Governo
Chi pensa è ben accetto a destra?
Le posizioni dei due vengono intese come “anomalie” o, in alcuni casi, “fratelli sbagliati” agli occhi di chi preferisce una destra più allineata e compatta, evidenziando una frattura tra intellettualità tradizionale e spicciolo pragmatismo politico.
Guardando con onestà al disastro intellettuale della destra contemporanea italiana, bisogna salvare il salvabile e riconoscerne forme di pensiero ideologico che deviano dalla narrazione mainstream della destra meloniana. E da questo punto di vista, Marcello Veneziani e Pietrangelo Buttafuoco possono tranquillamente essere percepiti come voci critiche o “irregolari” all’interno di quell’area culturale. Il primo ha espresso dure critiche verso l’attuale destra al governo, accusandola di non essere più una “destra sociale” ma di essersi chiusa in una gestione di potere e di mera occupazione delle poltrone, trascurando temi sociali come l’occupazione, la sanità e la scuola. L’altro, presidente della Biennale di Venezia, appare, in sostanza, un intellettuale autonomo, capace di congetture non allineate, spesso in contrasto con l’ala più istituzionale della destra ottusangola, dominata da un singolo elemento preponderante, a discapito dell’equilibrio complessivo. Si aggiunga che la gestione della Biennale da parte di Buttafuoco (in particolare la posizione sul padiglione russo nel 2026) ha evidenziato una visione culturale per niente obbediente alle pressioni politiche dirette. Entrambi gli uomini fanno riferimento a una tradizione di destra più riflessiva e filosofica, che mal si adatta alle logiche della perenne propaganda elettorale o del consenso immediato.
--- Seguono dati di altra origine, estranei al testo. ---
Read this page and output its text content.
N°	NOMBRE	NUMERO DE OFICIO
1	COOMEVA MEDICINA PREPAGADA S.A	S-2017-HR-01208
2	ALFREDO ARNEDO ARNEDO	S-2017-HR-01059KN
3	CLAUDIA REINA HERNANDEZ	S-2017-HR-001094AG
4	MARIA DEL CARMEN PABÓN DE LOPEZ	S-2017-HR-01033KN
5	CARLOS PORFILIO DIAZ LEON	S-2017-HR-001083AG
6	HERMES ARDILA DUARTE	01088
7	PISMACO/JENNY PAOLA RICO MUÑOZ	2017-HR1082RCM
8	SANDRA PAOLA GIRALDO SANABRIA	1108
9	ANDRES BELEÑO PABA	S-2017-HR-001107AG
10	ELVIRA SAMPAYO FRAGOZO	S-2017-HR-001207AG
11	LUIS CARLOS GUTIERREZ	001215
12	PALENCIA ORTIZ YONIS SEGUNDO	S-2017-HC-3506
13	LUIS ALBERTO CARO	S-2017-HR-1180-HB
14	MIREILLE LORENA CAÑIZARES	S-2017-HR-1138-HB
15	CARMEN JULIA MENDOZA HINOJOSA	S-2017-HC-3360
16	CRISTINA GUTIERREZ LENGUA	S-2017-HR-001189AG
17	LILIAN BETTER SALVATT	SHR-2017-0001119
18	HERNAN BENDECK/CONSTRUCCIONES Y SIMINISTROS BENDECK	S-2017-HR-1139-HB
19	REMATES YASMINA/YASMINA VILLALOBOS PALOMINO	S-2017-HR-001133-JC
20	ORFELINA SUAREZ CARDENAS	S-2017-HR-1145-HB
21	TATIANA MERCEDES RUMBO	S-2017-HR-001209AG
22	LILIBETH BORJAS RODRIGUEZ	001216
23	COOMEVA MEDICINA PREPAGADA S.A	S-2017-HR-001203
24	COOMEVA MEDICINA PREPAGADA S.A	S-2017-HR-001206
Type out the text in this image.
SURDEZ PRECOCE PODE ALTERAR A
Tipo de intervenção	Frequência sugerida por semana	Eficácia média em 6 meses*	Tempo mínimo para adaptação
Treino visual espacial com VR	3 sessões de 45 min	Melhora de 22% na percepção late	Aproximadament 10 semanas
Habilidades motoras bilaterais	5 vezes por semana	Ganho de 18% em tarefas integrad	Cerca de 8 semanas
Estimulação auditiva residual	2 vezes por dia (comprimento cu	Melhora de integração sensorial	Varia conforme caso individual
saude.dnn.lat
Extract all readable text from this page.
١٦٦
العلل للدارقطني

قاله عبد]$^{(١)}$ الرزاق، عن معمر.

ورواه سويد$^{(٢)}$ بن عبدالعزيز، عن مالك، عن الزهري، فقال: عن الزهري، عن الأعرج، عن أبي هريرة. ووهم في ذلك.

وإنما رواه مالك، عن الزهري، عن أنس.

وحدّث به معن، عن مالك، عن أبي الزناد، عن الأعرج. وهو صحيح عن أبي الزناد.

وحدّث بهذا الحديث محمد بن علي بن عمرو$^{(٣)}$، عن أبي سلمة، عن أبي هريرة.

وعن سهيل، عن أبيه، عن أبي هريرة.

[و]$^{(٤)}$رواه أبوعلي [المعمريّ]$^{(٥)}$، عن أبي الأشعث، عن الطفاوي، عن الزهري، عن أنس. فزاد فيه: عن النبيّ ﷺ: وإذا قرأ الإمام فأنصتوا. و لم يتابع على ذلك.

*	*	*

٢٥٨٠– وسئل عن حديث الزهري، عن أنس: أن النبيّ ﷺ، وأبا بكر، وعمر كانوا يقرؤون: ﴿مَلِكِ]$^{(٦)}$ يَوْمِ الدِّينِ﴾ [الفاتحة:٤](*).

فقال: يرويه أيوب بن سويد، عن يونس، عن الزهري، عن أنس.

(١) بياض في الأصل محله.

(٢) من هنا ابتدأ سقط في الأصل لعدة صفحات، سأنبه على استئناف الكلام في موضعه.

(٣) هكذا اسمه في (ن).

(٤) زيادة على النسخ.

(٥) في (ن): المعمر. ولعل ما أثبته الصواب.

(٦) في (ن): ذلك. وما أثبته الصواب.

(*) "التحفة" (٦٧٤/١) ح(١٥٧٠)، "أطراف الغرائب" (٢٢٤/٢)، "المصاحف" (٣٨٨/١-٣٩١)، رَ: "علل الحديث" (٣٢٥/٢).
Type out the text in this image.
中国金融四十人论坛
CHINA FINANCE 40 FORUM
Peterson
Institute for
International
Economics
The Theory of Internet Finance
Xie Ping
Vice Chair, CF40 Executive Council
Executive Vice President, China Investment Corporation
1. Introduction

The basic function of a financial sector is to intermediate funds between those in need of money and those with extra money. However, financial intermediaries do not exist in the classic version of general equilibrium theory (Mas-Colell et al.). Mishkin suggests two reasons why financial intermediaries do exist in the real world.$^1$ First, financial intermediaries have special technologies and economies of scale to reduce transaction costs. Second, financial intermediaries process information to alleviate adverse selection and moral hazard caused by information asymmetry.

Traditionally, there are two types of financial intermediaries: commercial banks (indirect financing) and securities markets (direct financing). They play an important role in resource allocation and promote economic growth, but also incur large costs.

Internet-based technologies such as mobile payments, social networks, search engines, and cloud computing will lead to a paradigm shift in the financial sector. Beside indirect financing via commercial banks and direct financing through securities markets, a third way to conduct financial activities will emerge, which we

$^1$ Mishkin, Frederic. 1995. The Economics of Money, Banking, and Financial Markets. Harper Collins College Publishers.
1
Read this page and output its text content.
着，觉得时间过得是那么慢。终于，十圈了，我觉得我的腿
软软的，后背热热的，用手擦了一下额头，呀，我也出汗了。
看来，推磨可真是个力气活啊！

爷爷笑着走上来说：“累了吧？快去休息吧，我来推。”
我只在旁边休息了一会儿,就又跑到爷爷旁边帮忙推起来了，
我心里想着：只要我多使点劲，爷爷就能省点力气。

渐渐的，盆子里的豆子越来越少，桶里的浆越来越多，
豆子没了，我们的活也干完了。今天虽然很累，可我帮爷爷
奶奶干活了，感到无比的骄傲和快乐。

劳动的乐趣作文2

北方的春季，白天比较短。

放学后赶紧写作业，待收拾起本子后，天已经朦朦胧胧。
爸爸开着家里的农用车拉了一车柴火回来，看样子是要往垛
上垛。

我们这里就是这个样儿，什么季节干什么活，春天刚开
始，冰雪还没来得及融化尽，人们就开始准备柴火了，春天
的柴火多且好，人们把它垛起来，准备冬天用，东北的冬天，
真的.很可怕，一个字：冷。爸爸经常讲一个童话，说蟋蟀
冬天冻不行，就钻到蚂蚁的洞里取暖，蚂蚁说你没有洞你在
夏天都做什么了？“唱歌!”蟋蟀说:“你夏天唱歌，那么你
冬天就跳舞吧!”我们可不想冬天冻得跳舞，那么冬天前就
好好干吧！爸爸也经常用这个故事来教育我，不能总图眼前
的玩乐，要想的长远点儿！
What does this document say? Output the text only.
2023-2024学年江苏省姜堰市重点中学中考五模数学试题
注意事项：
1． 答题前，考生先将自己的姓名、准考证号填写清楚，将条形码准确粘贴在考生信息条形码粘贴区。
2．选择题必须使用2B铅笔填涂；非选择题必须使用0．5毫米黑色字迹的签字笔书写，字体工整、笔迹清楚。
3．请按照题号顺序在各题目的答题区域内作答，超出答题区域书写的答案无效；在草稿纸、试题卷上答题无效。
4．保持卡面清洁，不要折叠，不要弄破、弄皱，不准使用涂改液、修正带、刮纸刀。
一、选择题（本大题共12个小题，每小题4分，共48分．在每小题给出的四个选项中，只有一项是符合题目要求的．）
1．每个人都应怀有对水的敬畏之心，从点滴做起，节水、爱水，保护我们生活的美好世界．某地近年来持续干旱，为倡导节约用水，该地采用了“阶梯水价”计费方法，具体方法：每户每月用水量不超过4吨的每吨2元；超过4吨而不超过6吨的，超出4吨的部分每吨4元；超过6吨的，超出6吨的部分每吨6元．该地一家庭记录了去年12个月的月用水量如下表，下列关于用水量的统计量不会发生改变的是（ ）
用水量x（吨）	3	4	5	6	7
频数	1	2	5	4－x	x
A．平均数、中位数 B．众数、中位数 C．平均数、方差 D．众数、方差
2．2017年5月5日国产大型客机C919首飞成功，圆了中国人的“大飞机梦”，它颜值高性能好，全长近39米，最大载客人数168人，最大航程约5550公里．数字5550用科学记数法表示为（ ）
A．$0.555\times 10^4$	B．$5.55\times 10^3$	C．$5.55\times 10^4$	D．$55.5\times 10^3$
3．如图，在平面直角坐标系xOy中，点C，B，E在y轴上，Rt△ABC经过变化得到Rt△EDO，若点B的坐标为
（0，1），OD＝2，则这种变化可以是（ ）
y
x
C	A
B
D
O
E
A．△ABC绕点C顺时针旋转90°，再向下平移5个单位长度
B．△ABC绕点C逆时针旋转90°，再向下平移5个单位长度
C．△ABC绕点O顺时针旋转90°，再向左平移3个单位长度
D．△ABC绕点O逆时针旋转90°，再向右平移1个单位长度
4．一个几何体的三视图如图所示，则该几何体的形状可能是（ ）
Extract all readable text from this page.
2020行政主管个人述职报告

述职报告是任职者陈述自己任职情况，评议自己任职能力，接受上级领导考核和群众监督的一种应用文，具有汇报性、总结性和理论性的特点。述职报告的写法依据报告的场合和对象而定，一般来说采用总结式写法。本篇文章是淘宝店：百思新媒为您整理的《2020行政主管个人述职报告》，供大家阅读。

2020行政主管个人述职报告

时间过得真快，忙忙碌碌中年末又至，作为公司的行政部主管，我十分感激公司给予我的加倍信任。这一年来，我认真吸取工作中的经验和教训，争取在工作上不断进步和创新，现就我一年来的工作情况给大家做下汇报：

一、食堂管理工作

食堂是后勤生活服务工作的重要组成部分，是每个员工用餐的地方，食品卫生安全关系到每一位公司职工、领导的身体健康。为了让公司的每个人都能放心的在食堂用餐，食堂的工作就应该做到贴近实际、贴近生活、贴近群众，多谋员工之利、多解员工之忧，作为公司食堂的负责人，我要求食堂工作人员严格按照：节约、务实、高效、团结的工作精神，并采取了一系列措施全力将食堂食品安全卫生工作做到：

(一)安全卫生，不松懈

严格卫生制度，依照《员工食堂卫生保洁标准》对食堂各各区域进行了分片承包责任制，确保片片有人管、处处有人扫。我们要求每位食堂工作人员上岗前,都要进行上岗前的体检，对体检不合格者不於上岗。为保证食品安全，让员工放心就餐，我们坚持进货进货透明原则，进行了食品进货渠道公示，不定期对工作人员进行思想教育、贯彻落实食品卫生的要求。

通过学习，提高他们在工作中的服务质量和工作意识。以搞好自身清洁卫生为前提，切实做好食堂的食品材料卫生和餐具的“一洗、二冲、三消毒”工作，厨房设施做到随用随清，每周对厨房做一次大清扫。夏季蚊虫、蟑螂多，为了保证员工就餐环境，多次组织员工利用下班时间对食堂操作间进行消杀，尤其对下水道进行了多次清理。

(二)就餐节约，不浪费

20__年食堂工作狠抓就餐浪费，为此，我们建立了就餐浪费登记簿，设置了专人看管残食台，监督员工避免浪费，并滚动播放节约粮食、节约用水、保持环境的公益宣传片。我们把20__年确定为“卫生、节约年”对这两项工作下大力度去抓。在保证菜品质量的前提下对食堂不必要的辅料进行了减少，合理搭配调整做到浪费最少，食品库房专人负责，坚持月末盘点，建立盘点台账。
Le posizioni dei due, pertanto, vengono intese come “anomalie” o, in alcuni casi, “fratelli sbagliati” agli occhi di chi preferisce una destra più allineata e compatta, evidenziando una frattura tra intellettualità tradizionale e spicciolo pragmatismo politico.
Sebbene provengano da percorsi formativi che guardano alla destra come fondamentale punto di riferimento, le loro posizioni evidenziano divergenze significative con l’attuale area di potere e il partito “Fratelli d’Italia”. Veneziani ha definito la politica culturale del governo “il nulla”, accusando la destra di fare “fuffa” e vaghi annunci invece di costruire una vera egemonia culturale, notando da par suo come la destra meloniana si sia ridotta al “partito del capo” (plebiscito personale verso Meloni), perdendo di vista le basi ideali e comunitarie della destra tradizionale. E il capo e i suoi stretti collaboratori vedono in Buttafuoco un pensatore troppo troppo indipendente. La sua nomina alla Biennale di Venezia è stata vista come una scelta di alto profilo, ma anche come un rischio per la linea demagogica e populista del governo. In verità, la visione di Buttafuoco sembra spaziare ben oltre i confini del sovranismo rozzo. Insomma, tutte e due le persone in argomento sono degli intellettuali che, a ben guardare, non cercano l’allineamento a un partito, ma rivendicano la libertà di criticare. Veneziani, in particolare, ha sottolineato come Giorgia Meloni ascolti il dissenso interno, rendendo chi non si conforma un “problema” per il partito e il sistema di potere da questo gestito. A quanto pare, la distanza tra i nostri prodi di destra e il governo Meloni è destinata a non essere colmata. Non vi è dubbio, infatti, che Veneziani e Buttafuoco incarnino una destra culturale che si sente tradita o non rappresentata, che cerca la tradizione, la profondità e non solo lo slogan giusto per ottenere consenso.